Ik vergeleek mijn lichaam met een olieknikker. Die vond ik vroeger prachtig, het was mijn favoriete knikker. Het was niet de bedoeling om daarmee te knikkeren. Later, als ik groot was, dan mocht ik beginnen. Wel was het belangrijk dat ik langzaam mocht ontdekken wat de spelregels van het knikkeren waren.
In alle onschuld nam ik mijn knikker overal mee naartoe om hem te laten zien. Ik besefte niet dat ik in gevaar was.
Hij leerde me de spelregels en vertelde me dat ik met alle knikkers mocht spelen, behalve met die ene. Die was bestemd voor hem. Ik was zijn favoriet. Mijn lichaam was zijn favoriet. Ik voelde me vereerd en tegelijkertijd draaide mijn maag zich om.
Gelukkig kreeg ik tijd om na te denken, maar niet te lang, want ik had iets wat hij graag wilde hebben. Hij drukte me op het hart dat het allemaal goed was. “Dit is normaal, maar je mag het aan niemand vertellen. Anders wil iedereen met mijn favoriete knikker spelen. Hij is namelijk niet meer van jou. Ik zal er goed op passen.” De blik in zijn ogen was zo blij als die van een ongeduldig kind in een snoepwinkel.
Vanaf dat moment hoefde ik niet meer op te letten. Dit voelde niet geruststellend.
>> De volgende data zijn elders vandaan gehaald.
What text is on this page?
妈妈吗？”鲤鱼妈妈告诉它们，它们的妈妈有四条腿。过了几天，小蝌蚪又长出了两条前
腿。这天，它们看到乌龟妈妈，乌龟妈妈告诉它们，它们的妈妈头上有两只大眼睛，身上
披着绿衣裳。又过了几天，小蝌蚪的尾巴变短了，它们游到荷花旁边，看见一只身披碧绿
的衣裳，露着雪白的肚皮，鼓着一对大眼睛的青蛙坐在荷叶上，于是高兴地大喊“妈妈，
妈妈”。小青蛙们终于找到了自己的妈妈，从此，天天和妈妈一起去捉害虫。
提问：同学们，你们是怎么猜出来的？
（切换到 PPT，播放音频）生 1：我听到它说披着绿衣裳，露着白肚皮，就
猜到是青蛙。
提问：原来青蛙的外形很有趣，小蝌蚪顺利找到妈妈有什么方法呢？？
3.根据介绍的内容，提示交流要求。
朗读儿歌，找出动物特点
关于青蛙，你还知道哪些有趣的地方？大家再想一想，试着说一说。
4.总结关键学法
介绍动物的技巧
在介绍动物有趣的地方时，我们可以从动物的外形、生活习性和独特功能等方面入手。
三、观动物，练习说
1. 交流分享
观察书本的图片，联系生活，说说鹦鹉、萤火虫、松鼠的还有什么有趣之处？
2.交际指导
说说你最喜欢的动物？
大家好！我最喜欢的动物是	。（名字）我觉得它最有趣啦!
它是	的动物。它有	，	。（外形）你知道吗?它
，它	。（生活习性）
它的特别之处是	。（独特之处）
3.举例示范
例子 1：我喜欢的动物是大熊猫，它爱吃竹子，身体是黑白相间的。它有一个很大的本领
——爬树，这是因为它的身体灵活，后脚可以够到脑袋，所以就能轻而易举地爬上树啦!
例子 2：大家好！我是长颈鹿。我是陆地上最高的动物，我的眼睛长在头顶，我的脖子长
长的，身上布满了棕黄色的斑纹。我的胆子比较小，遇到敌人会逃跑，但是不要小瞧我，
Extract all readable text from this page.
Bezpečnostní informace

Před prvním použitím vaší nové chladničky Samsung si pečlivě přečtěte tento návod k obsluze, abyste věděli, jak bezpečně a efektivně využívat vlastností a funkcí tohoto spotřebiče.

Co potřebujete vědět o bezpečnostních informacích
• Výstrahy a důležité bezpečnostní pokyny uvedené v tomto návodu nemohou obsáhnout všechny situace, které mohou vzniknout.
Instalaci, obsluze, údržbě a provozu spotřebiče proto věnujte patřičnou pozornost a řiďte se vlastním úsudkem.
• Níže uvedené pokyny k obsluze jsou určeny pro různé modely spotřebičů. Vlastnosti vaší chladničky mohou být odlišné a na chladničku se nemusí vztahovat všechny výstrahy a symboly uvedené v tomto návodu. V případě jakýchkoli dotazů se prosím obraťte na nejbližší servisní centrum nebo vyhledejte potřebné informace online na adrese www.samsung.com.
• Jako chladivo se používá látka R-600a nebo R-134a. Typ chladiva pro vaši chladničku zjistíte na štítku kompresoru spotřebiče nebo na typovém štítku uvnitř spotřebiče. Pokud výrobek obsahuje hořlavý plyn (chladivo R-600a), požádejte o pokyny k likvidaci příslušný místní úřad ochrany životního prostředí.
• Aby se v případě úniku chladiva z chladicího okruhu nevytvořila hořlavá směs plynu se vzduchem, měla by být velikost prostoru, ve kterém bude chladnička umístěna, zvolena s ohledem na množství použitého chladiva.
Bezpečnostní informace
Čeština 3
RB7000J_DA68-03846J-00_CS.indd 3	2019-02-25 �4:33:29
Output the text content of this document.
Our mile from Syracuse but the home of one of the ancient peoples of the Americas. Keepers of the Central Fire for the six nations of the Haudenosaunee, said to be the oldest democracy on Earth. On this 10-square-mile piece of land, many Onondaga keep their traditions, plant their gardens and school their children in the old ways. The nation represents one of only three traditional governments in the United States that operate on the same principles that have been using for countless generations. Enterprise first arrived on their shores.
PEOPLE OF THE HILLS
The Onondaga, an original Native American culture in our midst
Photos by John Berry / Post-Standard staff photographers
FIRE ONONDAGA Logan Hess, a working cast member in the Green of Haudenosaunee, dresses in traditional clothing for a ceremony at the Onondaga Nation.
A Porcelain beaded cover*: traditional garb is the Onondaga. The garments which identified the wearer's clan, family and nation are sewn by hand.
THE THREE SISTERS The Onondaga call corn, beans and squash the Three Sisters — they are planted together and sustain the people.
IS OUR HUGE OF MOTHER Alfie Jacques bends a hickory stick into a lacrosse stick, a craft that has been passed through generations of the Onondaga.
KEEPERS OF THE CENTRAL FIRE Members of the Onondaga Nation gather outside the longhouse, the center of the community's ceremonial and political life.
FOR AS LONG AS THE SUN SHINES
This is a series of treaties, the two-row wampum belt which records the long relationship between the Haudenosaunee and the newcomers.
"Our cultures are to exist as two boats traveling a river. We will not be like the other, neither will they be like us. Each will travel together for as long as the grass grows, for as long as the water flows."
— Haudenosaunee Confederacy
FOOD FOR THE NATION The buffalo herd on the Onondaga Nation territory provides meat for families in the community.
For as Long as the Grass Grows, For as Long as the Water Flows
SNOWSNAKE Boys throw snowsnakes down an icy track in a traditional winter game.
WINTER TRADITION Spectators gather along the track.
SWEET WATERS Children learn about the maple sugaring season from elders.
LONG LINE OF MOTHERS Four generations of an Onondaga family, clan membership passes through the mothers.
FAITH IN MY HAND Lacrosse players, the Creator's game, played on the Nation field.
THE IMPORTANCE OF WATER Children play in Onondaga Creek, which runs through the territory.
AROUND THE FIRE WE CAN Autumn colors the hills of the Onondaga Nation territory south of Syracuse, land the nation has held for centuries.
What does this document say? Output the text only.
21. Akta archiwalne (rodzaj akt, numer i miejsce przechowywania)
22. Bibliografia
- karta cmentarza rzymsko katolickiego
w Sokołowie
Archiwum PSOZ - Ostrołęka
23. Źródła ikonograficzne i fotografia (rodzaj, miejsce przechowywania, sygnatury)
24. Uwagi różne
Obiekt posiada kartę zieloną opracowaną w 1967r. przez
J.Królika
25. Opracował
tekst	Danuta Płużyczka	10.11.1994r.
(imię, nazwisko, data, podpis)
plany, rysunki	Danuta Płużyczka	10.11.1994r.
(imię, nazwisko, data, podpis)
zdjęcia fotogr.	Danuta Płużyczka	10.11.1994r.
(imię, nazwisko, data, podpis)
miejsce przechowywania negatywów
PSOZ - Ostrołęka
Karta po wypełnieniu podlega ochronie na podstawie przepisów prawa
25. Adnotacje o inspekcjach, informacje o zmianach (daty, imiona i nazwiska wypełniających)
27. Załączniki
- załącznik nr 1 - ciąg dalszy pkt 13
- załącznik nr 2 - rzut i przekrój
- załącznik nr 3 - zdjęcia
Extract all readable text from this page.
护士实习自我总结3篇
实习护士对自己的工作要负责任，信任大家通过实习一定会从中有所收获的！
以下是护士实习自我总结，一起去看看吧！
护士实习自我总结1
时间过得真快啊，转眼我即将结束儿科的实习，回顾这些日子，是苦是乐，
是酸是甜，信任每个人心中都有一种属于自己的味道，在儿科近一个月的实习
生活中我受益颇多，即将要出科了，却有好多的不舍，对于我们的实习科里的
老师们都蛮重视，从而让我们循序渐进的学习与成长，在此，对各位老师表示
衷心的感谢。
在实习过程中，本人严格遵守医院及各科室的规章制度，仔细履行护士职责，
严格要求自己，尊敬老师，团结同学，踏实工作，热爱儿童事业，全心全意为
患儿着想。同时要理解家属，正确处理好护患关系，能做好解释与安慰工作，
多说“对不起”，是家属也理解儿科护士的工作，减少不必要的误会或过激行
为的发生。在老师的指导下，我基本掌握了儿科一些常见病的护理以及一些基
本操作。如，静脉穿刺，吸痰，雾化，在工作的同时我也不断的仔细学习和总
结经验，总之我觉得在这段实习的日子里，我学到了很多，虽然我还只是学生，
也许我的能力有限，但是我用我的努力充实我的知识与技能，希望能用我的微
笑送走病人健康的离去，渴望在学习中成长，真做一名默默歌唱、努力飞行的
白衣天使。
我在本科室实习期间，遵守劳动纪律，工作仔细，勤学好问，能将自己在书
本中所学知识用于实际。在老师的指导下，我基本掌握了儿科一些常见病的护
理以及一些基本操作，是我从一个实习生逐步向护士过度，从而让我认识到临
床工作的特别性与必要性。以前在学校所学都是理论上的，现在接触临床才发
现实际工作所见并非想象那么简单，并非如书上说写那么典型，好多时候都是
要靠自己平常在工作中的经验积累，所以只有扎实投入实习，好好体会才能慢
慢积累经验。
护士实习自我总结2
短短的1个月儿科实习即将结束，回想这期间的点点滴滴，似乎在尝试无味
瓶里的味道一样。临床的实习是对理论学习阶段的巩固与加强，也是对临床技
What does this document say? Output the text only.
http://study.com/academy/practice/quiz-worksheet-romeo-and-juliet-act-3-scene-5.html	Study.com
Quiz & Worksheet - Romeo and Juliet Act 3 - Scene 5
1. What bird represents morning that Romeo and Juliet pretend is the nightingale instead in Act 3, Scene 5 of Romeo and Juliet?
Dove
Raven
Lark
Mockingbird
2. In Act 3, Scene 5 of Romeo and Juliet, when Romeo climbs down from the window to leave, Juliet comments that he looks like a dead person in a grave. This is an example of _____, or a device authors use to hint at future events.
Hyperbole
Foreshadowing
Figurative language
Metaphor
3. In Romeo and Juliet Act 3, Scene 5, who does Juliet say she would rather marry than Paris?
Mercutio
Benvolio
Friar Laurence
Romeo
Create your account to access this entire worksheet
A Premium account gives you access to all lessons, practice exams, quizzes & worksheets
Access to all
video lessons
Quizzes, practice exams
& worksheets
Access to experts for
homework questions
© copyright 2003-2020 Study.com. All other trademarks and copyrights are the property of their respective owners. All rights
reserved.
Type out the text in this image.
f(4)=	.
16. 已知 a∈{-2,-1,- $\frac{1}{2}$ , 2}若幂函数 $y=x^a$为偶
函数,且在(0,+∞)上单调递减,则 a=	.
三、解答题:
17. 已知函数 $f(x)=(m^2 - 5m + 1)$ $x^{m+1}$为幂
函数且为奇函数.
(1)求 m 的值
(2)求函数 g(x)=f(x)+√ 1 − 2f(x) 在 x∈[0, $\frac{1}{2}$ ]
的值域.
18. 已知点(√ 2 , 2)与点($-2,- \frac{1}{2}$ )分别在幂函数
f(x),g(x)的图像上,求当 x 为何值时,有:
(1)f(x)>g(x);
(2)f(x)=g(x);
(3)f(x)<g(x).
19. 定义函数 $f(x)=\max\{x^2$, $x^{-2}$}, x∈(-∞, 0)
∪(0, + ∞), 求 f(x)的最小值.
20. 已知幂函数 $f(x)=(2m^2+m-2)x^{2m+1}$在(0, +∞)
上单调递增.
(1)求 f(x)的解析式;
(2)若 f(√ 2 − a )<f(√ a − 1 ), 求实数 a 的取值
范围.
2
Toen ik de volgende ochtend wakker werd en in de spiegel keek, zat er een olieachtige gloed over mijn gezicht. Was ik de olieknikker geworden?
Ik maakte kennis met het spreekwoord ‘Voor wat hoort wat’. Als hij even mocht spelen, dan mocht ik iets kiezen wat ik wilde hebben of doen. Dit kon gaan om iets uit de supermarkt, maar ook om naar buiten gaan en spelen met vriendjes en vriendinnetjes.
Hij had beloofd voorzichtig te zijn, maar als ik niet wilde spelen dan gooide hij me met een harde klap tegen de muur en vertelde me dat ik waardeloos en lelijk was. Een knikker is niet zomaar kapot te krijgen en dat gold ook voor mij. De deuken waren echter niet te voorkomen. Voor anderen waren ze niet zichtbaar en voor mij waren ze niet voelbaar.
Hier gingen jaren overheen. De spelregels veranderden niet en anderen wisten niet dat dit een van mijn opgelegde hobby’s was. Er werd me overigens ook niet gevraagd wat mijn hobby’s waren. Tot die ene dag.
Op deze dag was er iemand die vroeg wat ik deed in mijn vrije tijd en of ik hobby’s had. Ik vertelde dat ik knikkerde en legde de spelregels uit. Dit was voor mij normaal, maar waarom zag ik twee ogen die me verschrikt aankeken? Voor ik verder kon gaan met uitleggen, werd het me duidelijk dat er meer spelregels bestaan voor hetzelfde spel en ik had blijkbaar niet de juiste uitleg gehad. Mijn maag draaide zich weer om zoals op de dag voordat ik een knikker werd. De juiste speluitleg kreeg ik niet. Ik moest direct stoppen met dit spel. Dat wilde ik niet, want ik was zijn favoriet en hij zou dit niet goedkeuren. Ik wilde alleen geen olieknikker meer zijn, want het spel is helemaal niet leuk. Maar wie ben ik dan, als ik stop met spelen?